Rabun dekat dapat diperbaiki dengan lensa plus. Kendati demikian, menurut Setiowati, "Pada anak-anak dan balita, kacamata dengan lensa plus tak selalu diperlukan untuk mengoreksi kelainan ini. Sebab, balita masih mempunyai daya akomodasi lensa yang cukup tinggi, sehingga mata dapat menyesuaikan sendiri." Mereka yang tetap mempunyai problem rabun dekat setelah usia 6 tahun biasanya mempunyai riwayat rabun dekat di keluarganya.
JULING
Kedua jenis kelainan refraksi di atas sering disertai kelainan refraksi lain yang disebut astigmatisme. "Kelainan ini disebabkan permukaan kornea tak rata atau lonjong, sehingga penglihatan menjadi buram dan bergelombang. Benda-benda tampak seperti bayangan yang tampak di depan cermin bergelombang," terang dr. Setiowati.
Astigmatisme dapat dikoreksi dengan lensa berbentuk silinder, dengan sudut tertentu untuk menetralkan sudut kelonjongan kornea. Sudut silinder ini sangat penting agar mata benar-benar dikoreksi sesuai arah kekuatan lensa mata.
Ada juga kelainan lain yang disebut strabismus. Yaitu ketidakmampuan memusatkan mata secara bersamaan, yang bisa terjadi sejak lahir (strabismus bawaan) atau berkembang di kemudian hari (strabismus dapatan).
"Anak-anak yang keluarganya memiliki riwayat strabismus biasanya mudah terkena problem ini," ujar Setiowati. Tapi masalah ini bisa juga terjadi pada anak-anak yang berpenglihatan normal dan yang berpenglihatan lemah. "Mereka dapat mengalami strabismus pada tahun ke-3, ketika mereka berusaha keras untuk memusatkan penglihatan pada benda-benda yang dekat, sehingga matanya menjadi juling," lanjutnya.
Biasanya, juling yang berkembang di kemudian hari akibat dari kelainan penglihatan yang lain seperti katarak, rabun dekat/jauh. Juga bisa terjadi karena masalah medis lain seperti Down Syndrome atau Cerebral Palsy.
Para ibu sering khawatir, mata bayinya terlihat juling hingga bulan-bulan pertama pascalahir. Tampaknya mata mereka tak bergerak secara bersama-sama. Menurut Setiowati, kondisi juling ini diakibatkan bayi belum menemukan fokus penglihatan secara normal.
"Penglihatan mereka masih kabur, sehingga yang tampak adalah bayang-bayang. Seiiring dengan berjalannya waktu, mereka belajar memfokuskan apa yang dilihat karena penglihatannya juga semakin jelas," jelasnya. Nah, pada saat belajar menyeimbangkan penglihatan di kedua mata inilah, ibu-ibu sering mengira anaknya juling.

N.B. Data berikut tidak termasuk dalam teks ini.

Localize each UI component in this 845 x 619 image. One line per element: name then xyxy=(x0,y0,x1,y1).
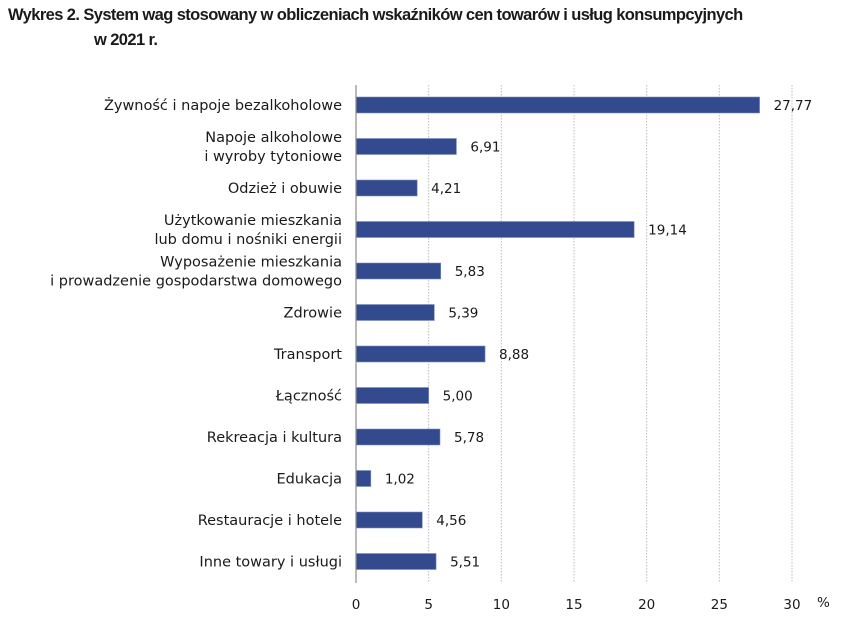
bar-3 xyxy=(355,221,635,238)
category-label: Żywność i napoje bezalkoholowe xyxy=(104,96,342,114)
x-tick-label: 5 xyxy=(424,597,433,613)
category-label: Restauracje i hotele xyxy=(198,513,342,529)
bar-7 xyxy=(355,387,429,404)
x-tick-label: 15 xyxy=(565,597,582,613)
category-label: lub domu i nośniki energii xyxy=(154,232,342,248)
value-label: 5,83 xyxy=(455,264,485,280)
value-label: 5,51 xyxy=(450,555,480,571)
bar-9 xyxy=(355,470,372,487)
category-label: Wyposażenie mieszkania xyxy=(160,255,342,271)
bar-4 xyxy=(355,262,442,280)
value-label: 19,14 xyxy=(648,223,687,239)
x-tick-label: 25 xyxy=(711,597,728,613)
x-tick-labels: 0 5 10 15 20 25 30 xyxy=(352,597,801,613)
x-tick-label: 30 xyxy=(783,597,800,613)
bar-5 xyxy=(355,304,435,321)
category-label: Odzież i obuwie xyxy=(228,181,342,197)
chart-title-line2: w 2021 r. xyxy=(94,31,158,49)
chart-title: Wykres 2. System wag stosowany w oblicze… xyxy=(8,3,843,53)
x-tick-label: 20 xyxy=(638,597,655,613)
category-label: i wyroby tytoniowe xyxy=(204,149,342,165)
bar-11 xyxy=(355,553,437,570)
bar-6 xyxy=(355,345,486,363)
category-label: Łączność xyxy=(275,389,342,405)
bar-8 xyxy=(355,428,441,446)
value-label: 4,21 xyxy=(431,181,461,197)
value-label: 5,78 xyxy=(454,430,484,446)
value-label: 5,39 xyxy=(448,306,478,322)
chart-title-line1: System wag stosowany w obliczeniach wska… xyxy=(83,6,743,24)
value-label: 6,91 xyxy=(470,140,500,156)
x-tick-label: 0 xyxy=(352,597,361,613)
category-labels: Żywność i napoje bezalkoholowe Napoje alk… xyxy=(50,96,342,571)
category-label: Inne towary i usługi xyxy=(199,555,342,571)
value-label: 1,02 xyxy=(385,472,415,488)
category-label: i prowadzenie gospodarstwa domowego xyxy=(50,274,342,290)
value-label: 27,77 xyxy=(774,98,813,114)
chart-title-prefix: Wykres 2. xyxy=(8,6,80,24)
category-label: Transport xyxy=(273,347,342,363)
bar-0 xyxy=(355,96,760,114)
value-label: 4,56 xyxy=(436,513,466,529)
value-label: 5,00 xyxy=(443,389,473,405)
category-label: Zdrowie xyxy=(284,306,343,322)
bar-2 xyxy=(355,179,418,197)
category-label: Napoje alkoholowe xyxy=(205,130,342,146)
bar-10 xyxy=(355,511,423,529)
category-label: Użytkowanie mieszkania xyxy=(164,213,342,229)
bar-1 xyxy=(355,138,457,155)
category-label: Rekreacja i kultura xyxy=(207,430,342,446)
x-tick-label: 10 xyxy=(493,597,510,613)
value-labels: 27,77 6,91 4,21 19,14 5,83 5,39 8,88 5,00 5,78 1,… xyxy=(385,98,812,571)
category-label: Edukacja xyxy=(277,472,342,488)
x-axis-unit-label: % xyxy=(817,595,830,611)
value-label: 8,88 xyxy=(499,347,529,363)
bars xyxy=(355,96,760,570)
gridlines xyxy=(428,85,793,583)
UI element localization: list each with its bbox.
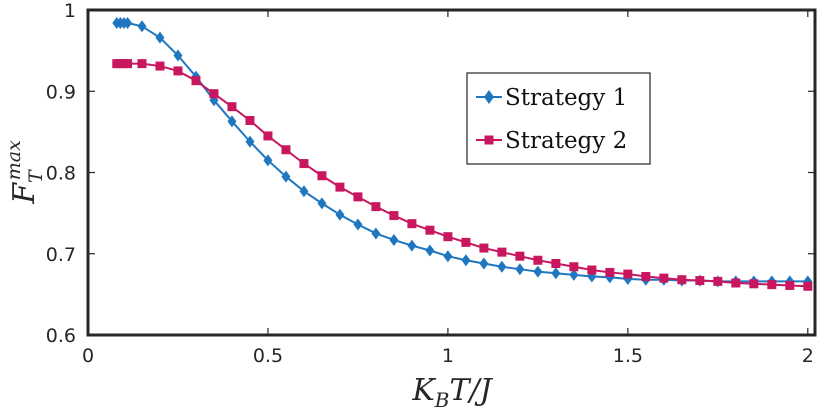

Kendati demikian, pada pertengahan tahun pertama, seharusnya mata anak sudah sering bergerak ke kanan-kiri, ke atas-bawah, dan terpusat secara bersama-sama.
Jika lewat tahun pertama ada anak-anak yang bertendensi ke arah mata juling yang tak disertai kelainan khusus seperti Down Syndrome, Cerebral Palsy atau katarak, biasanya pengobatan dilakukan dengan memberikan kacamata untuk menyeimbangkan penglihatan di kedua mata.
KATARAK
Adapun katarak, yang juga diderita sejak lahir, merupakan penyakit mata yang menyebabkan lensa mata menjadi keruh. Padahal, lensa mata merupakan salah satu media yang harus jernih. "Penyebabnya bisa macam-macam. Salah satunya, rubela yang diderita ibu waktu hamil," jelas Setiowati.
Jika waktu lahir retina (daerah bintik kuning) sudah keruh, berarti bayi tersebut terserang katarak. "Jika dokter anak mengizinkan, di usia dini pun dapat dilakukan operasi katarak untuk mengangkat keruh di lensa," kata ahli mata yang pernah mendapat pasien katarak usia 2 bulan ini. Setelah menjalani operasi, bayi atau anak-anak biasanya akan diberi kacamata.